University of Michigan professor David Uhlmann authored a recent editorial describing his time as a Federal Prosecutor and noting the flaw in worker safety legislation: a criminally culpable employer can be charged with a criminal offense only if an employee dies. Causing death is a misdemeanor; causing permanent serious harm is not punishable.
Uhlmann described a particularly reprehensible case that he investigated in Idaho where the employer, a wealthy lawyer and private school graduate (Wharton, in fact) deliberately endangered young workers by assigning them to clean a 25,000 gallon cyanide waste tank without proper safety equipment (without ANY safety equipment, to be precise).
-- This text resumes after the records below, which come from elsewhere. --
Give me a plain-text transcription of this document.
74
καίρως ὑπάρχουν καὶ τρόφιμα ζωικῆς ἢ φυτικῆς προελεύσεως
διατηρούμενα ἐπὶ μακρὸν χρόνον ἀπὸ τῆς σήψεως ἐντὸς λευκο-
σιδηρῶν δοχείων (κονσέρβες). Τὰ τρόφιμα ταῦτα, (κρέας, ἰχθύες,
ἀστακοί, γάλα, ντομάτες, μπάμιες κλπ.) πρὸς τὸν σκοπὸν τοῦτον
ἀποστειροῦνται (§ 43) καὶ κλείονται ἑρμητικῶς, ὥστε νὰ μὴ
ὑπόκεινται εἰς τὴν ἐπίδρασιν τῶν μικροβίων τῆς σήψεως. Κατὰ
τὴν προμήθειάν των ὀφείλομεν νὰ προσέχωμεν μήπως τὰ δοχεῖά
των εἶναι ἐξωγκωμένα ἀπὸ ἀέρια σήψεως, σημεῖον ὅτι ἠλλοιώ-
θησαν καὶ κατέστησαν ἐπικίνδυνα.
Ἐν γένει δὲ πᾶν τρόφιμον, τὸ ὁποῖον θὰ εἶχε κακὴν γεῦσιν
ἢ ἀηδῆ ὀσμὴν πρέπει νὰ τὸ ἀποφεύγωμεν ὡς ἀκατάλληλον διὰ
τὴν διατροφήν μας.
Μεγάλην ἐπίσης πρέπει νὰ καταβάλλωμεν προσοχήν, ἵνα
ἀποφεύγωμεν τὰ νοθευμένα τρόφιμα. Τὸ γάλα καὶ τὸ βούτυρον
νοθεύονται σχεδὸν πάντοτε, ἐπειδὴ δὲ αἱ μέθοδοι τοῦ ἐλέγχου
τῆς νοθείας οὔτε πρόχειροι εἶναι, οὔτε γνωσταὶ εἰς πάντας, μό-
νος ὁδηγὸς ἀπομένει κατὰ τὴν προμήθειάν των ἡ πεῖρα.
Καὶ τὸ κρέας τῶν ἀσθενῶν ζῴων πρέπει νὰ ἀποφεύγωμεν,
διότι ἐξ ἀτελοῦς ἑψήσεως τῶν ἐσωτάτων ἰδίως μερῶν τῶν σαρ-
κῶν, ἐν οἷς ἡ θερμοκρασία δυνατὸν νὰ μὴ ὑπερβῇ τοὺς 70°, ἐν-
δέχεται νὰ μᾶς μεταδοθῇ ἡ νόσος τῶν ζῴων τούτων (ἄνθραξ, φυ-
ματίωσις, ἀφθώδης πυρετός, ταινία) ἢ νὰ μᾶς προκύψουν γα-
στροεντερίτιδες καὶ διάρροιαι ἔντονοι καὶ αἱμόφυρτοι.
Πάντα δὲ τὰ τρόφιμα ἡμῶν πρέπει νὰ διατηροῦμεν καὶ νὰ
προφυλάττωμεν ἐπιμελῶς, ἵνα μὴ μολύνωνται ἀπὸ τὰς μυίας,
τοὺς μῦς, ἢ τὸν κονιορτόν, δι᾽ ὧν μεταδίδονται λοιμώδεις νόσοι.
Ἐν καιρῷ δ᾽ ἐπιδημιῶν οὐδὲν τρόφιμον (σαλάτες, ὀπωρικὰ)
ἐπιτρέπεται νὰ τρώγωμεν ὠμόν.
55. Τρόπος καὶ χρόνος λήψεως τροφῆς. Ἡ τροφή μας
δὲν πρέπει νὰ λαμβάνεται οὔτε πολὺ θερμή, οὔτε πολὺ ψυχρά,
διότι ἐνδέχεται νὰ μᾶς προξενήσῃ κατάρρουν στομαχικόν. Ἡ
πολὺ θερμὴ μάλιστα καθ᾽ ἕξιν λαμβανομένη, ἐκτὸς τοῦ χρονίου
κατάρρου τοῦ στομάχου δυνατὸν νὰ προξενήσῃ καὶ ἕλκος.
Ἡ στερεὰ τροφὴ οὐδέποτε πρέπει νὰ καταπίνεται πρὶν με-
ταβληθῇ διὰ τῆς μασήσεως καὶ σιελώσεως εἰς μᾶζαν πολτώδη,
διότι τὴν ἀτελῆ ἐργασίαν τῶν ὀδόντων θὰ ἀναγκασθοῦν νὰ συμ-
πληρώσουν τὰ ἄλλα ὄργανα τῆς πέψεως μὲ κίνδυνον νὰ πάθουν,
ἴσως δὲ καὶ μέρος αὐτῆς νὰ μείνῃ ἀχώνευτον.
When the employees objected to the lack of safety equipment, the boss gave them a choice of cleaning the tank or giving up their job.
One 20 year old was eventually removed from the tank with severe cyanide poisoning that left him permanently, severely disabled. He suffers from brain damage and bodily rigidity similar to severe Parkinson's Disease. Obviously he will never work again, he will never have a normal family life and taxpayers will pick up the substantial lifetime cost of his care. Yet, his employer could not be punished for the callous behavior that injured the man. Even had he died, the employer would have been punishable only as a minor misdemeanor with a maximum of several months' jail time.
When one weighs the culpability and ramifications of this man's behavior against other federal punishments and penalties, the penalties [or lack of penalties] for maiming or killing an employee need to be revisited. Uhlmann noted that about 6,000 workers die on the job each year, with many more catastrophic injuries. His experience, like ours, is that many of these injuries and deaths are preventable. To add insult to injury, in Michigan, the employee not only CANNOT sue his employer for gross negligence or wanton misconduct, any recovery he can achieve from anyone else with contributing fault goes first to re-pay his employer's workers comp lien.